My friend L taught me about a brilliant feedback framework (apparently originally from McKinsey) and it looks roughly like this:
When you do X, it makes me feel Y. [Optionally] In future I’d appreciate it if you could Z
I find this incredibly useful, thanks to a bunch of different properties it exhibits:
It focusses on the action. It’s explicitly “when you do X”, which is fairly objective. Not “when you’re angry” but “when you raise your voice”. Sure, nothing’s truly objective, and one person’s raised voice is another person’s “speaking emphatically”, but framing it in terms of actions gives you something fairly concrete to work with.
It talks about how the giver of feedback feels. You can’t really question someone’s feelings. “When you show up late, its rude” is a value judgement that’s highly subjective and debatable. “When you show up late I feel frustrated” is something that’s harder to challenge - regardless of the intent, the context etc., if it makes you feel Y, it makes you feel Y.

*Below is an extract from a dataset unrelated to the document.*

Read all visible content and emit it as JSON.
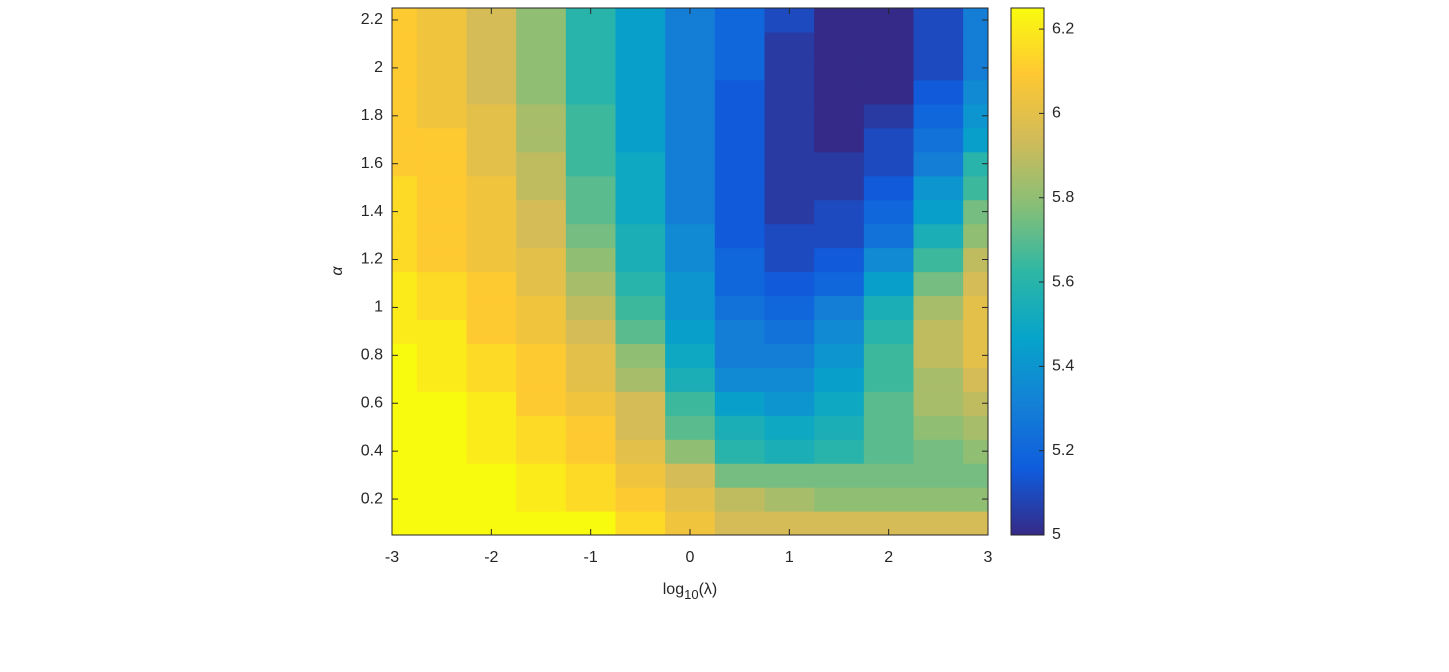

It leaves things open for resolution. This is why I view the proposed-solution of Z as optional and borderline undesirable - “when you do X it makes me feel Y” is a brilliant starting point for discussion, sharing of context, and improved mutual understanding. For example:
“When you raise your voice in meetings, I feel intimidated and it makes me want to contribute less”
“Gosh I didn’t realise I was doing that, I’m sorry, I’ll try not to next time”
or
“When you show up late to our meetings it makes me feel frustrated because I feel like you don’t respect my time”
“I’m sorry, it’s just scheduled right after my status meeting which keeps overrunning, how about we move our meeting 10 minutes later?”
By not proposing a solution, the feedback becomes the start of a dialogue. That doesn’t mean the giver shouldn’t offer suggestions - being able to act on feedback is critical - but it’s also likely that the giver doesn’t have as much context as the recipient, so a blind suggestion may be unhelpful.
As with everything, this is a tool. Don’t use it blindly, but shape it to your needs.